И старик стал подниматься из-за стола.

— Нет, нет, папочка ведь еще не уходит, — в панике засуетилась Регина.

— Я, наверное, переел, мне надо немножко вздремнуть, — возразил Лакстрем и, шаркая ногами, побрел в свою комнату.

— Папа, выслушайте меня, — идя за стариком, на ходу взывал Мауно. Нет, он даже не слушает!

— Он не слышит, — поправила девушка.

— Прекрасно слышит, просто притворяется. Все глухие одинаковы. Стоит только сказать о них какую-нибудь гадость, так они мигом услышат.

— Mayно, как ты говоришь о моем отце?!

— Разве я что-нибудь не так сказал? Прости, я не хотел, дорогая.

— Почему ты кричишь на меня?

— Только, ради бога, не плачь. Я же не о себе беспокоюсь, пойми. Должна же у тебя быть личная жизнь. Ты же не заключенная, в конце концов. А я? Обо мне можно и вовсе не думать. Выходит, что этот старый корявый сморчок тебе и семья, и муж…

— Как не стыдно! Это же мой отец! — зарыдала Регина.

— Ну, хорошо, хорошо, давай лучше выйдем на воздух. Здесь так душно, что я даже думать не в состоянии.

Они вышли в сад и сели в беседке из цветущей сирени.
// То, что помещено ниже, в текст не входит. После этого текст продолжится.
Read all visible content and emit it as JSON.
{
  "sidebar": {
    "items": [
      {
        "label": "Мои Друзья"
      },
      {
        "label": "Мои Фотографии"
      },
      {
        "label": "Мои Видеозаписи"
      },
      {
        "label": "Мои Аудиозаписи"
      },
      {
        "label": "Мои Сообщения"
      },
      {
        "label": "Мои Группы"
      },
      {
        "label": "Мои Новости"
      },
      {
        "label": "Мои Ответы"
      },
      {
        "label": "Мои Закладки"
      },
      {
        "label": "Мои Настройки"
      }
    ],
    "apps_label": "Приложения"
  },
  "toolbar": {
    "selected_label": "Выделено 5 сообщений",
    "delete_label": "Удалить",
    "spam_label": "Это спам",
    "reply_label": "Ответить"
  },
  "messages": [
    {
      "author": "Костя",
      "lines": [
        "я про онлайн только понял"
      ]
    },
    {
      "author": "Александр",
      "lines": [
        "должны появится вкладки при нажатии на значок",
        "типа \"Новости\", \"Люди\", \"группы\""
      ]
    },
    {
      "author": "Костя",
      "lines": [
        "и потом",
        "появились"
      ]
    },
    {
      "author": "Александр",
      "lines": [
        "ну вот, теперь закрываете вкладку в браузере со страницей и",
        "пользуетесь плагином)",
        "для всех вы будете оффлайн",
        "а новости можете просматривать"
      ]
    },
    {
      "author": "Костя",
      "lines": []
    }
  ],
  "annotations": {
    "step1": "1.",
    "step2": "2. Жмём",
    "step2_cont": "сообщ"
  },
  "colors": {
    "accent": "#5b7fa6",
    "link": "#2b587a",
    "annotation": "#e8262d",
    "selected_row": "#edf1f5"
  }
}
Там было полутемно и прохладно, и дым от сигареты причудливо извивался наподобие синих драконов.

— Знаешь, я пойду и по-хорошему поговорю обо всем с папой, — наконец решил Сантавирта.

— Папа уже давно спит, — безнадежно махнула рукой Регина.
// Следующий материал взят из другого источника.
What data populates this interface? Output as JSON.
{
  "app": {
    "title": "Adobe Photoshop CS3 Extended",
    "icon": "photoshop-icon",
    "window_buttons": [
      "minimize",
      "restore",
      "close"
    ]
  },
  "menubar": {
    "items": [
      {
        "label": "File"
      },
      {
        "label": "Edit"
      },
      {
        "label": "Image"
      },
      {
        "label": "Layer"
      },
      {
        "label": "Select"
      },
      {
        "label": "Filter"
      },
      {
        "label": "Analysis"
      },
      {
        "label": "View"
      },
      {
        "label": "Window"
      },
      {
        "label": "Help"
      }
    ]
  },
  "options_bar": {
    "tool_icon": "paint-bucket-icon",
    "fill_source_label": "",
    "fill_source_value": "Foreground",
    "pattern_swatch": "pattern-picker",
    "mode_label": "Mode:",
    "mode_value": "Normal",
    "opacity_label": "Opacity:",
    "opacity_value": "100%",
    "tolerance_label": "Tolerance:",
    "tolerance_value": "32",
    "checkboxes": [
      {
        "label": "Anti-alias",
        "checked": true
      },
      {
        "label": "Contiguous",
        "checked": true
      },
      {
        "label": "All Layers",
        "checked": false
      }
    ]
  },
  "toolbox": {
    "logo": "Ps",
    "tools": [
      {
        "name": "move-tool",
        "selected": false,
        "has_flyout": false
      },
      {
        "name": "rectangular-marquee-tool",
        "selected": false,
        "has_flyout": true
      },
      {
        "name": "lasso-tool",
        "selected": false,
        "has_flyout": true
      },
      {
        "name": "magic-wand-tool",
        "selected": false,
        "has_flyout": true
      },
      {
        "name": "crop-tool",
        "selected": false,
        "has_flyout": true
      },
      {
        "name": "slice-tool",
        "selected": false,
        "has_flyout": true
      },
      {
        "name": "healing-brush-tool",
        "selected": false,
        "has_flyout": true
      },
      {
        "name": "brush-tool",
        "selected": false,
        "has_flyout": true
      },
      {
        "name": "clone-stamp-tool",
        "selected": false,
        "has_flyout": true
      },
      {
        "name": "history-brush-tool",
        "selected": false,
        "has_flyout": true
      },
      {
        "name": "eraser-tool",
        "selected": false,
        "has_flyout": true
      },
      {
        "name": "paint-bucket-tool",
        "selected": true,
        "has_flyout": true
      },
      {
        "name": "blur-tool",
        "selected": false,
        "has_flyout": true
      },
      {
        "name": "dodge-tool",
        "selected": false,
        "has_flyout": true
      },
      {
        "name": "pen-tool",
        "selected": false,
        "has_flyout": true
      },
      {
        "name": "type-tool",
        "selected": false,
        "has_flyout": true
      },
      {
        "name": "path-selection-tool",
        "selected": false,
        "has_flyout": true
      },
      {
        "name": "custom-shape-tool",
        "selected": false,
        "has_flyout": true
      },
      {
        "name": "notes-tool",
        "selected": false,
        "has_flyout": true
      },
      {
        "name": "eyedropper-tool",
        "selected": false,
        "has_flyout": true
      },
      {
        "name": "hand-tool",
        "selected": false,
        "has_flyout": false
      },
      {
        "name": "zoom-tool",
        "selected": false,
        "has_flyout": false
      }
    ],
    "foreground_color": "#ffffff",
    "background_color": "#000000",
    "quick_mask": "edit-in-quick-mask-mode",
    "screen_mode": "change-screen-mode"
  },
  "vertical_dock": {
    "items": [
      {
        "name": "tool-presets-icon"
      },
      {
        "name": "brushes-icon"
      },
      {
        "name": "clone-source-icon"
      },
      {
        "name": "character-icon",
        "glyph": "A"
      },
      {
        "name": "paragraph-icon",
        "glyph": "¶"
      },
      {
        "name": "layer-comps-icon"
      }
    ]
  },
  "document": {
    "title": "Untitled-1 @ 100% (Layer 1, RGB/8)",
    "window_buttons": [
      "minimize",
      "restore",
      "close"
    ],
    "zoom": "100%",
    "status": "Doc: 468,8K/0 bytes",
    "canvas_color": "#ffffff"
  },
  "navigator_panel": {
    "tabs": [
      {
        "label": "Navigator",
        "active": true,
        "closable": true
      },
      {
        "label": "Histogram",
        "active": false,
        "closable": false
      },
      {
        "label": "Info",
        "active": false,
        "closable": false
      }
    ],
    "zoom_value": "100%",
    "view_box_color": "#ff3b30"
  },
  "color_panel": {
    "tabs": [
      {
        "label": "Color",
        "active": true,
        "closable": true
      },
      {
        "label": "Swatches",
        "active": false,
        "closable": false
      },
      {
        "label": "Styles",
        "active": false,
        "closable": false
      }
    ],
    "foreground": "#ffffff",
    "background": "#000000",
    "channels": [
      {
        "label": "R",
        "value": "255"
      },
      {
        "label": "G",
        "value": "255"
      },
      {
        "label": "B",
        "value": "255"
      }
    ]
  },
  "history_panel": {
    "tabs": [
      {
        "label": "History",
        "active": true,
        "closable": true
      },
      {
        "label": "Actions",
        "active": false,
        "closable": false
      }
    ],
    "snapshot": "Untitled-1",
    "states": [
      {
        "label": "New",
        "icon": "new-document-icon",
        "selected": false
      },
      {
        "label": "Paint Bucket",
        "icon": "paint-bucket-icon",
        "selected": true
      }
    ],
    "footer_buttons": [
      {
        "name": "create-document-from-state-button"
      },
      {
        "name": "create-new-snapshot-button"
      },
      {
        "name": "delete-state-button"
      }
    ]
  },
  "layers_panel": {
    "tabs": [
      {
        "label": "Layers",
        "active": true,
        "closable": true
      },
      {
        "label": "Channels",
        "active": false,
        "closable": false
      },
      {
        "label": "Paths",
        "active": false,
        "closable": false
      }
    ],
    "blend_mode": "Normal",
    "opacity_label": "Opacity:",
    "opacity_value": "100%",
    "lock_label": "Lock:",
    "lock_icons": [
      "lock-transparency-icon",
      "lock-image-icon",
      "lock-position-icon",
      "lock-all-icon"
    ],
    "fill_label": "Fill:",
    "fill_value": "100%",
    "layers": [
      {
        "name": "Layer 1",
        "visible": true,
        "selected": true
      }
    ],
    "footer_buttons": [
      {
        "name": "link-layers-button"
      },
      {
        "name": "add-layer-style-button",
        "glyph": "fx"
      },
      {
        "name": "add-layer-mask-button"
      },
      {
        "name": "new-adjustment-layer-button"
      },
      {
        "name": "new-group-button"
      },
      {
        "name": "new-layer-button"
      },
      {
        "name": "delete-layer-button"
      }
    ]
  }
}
Но Сантавирта все же встал и направился к дому. Он вошел в прихожую, нерешительно потоптался и наконец робко постучал в дверь комнаты старика. Не услышав ответа, Сантавирта бесшумно отворил ее и заглянул внутрь. Старик лежал на кровати, неестественно запрокинув голову, широкий нос его заострился.
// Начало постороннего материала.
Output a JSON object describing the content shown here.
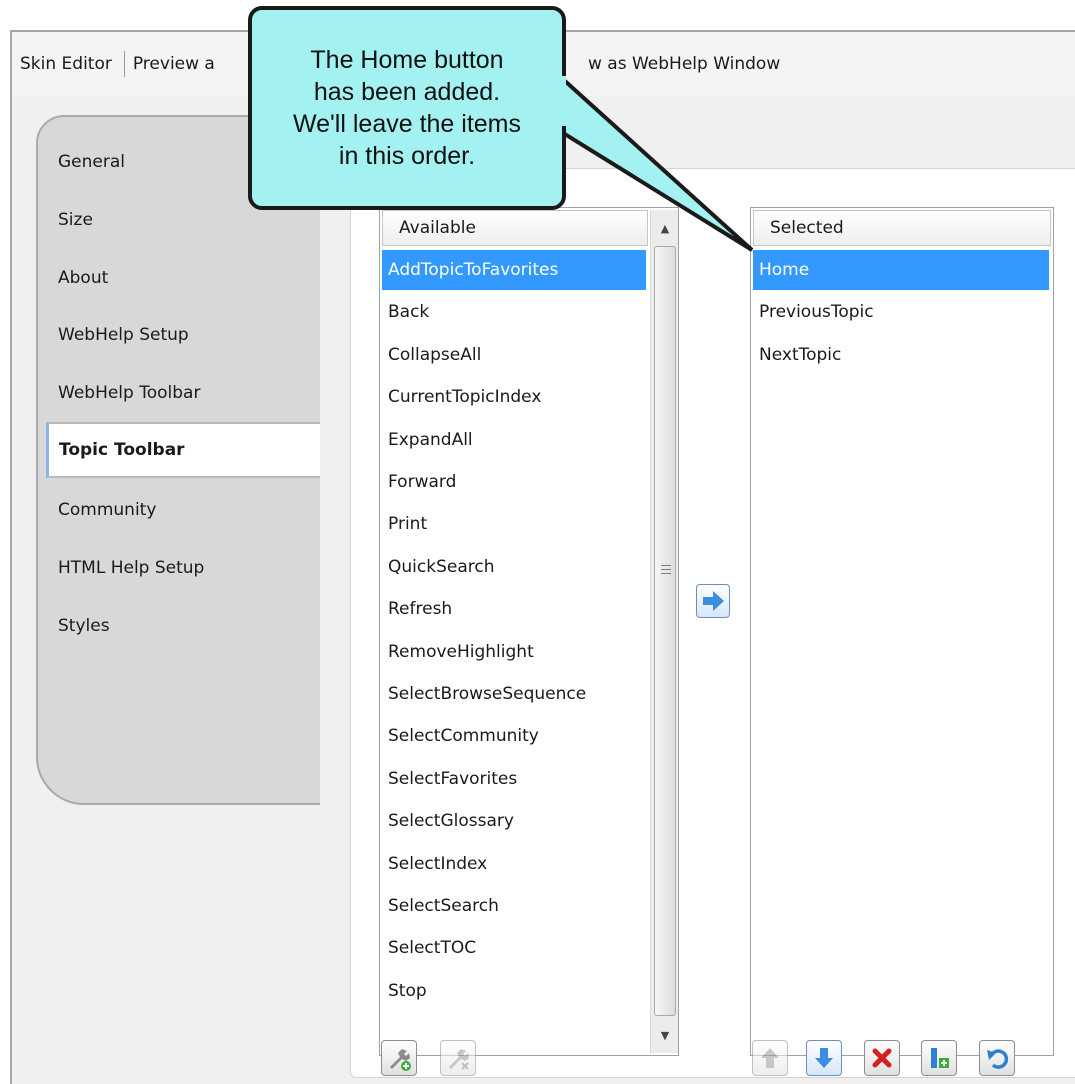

Сантавирта испуганно закрыл дверь, прошел по коридору и остановился у окна. Регина сидела в сиреневой беседке, закинув ногу на ногу, и курила. Сантавирта бросил сигарету на пол, загасил ее носком ботинка, потом надел шляпу, и, вздохнув, направился к девушке.

Обед за один доллар

Парк раскинулся на самом склоне горы. Снизу казалось, что пальмы лежат на земле, а люди разгуливают прямо по их макушкам. Еще снизу видна была широкая аллея, посыпанная песком, с двумя рядами скамеек вдоль нее. Духового оркестра не было видно — только слышно было, как он играл марши Соуса.

Мы шли по оживленной улице, бегущей вверх. Машины мчались вниз или ползли в гору, иногда движение транспорта замирало.

«За один доллар здесь можно съесть все что угодно и сколько угодно», приглашала незатейливая реклама, отпечатанная на листе картона. Не долго думая, Купаринен толкнул дверь ресторана и вошел, а я последовал его примеру.

Мы сняли шляпы и положили их на полку в раздевалке, там никого не оказалось; ясно, ответственность за их сохранность — на нас самих.

— Может, возьмем шляпы с собой? — робко предложил я.

— Да не волнуйся ты, здесь не крадут шляпы, — успокоил меня Купаринен.

— А что крадут?

— Деньги и власть.

— Как, в этом ресторане?

— Нет, конечно; я думал, тебя интересует Америка вообще.

Купаринен пригладил волосы перед большим, во всю стену, зеркалом. Розовощекий, весьма представительный мужчина; Так, кажется, говорят о тех, кому за сорок и у кого сохранилось отличное пищеварение?!

Мы направились в ту часть зала, которая видна была с улицы.

На металлической стойке в больших противнях дымилось горячее. Верхние полки уставлены холодными закусками, нарезанными тоненькими ломтиками, блюдами с овощным салатом, хлебом, маслом, пирожными и поджаренным хлебом. У конца стойки восседала кассирша. Мы заплатили ей по доллару.

— В Вашингтоне подобного заведения не сыщешь, — громко пояснил мне Купаринен.

— Вы что, из Вашингтона? — встрепенулась кассирша.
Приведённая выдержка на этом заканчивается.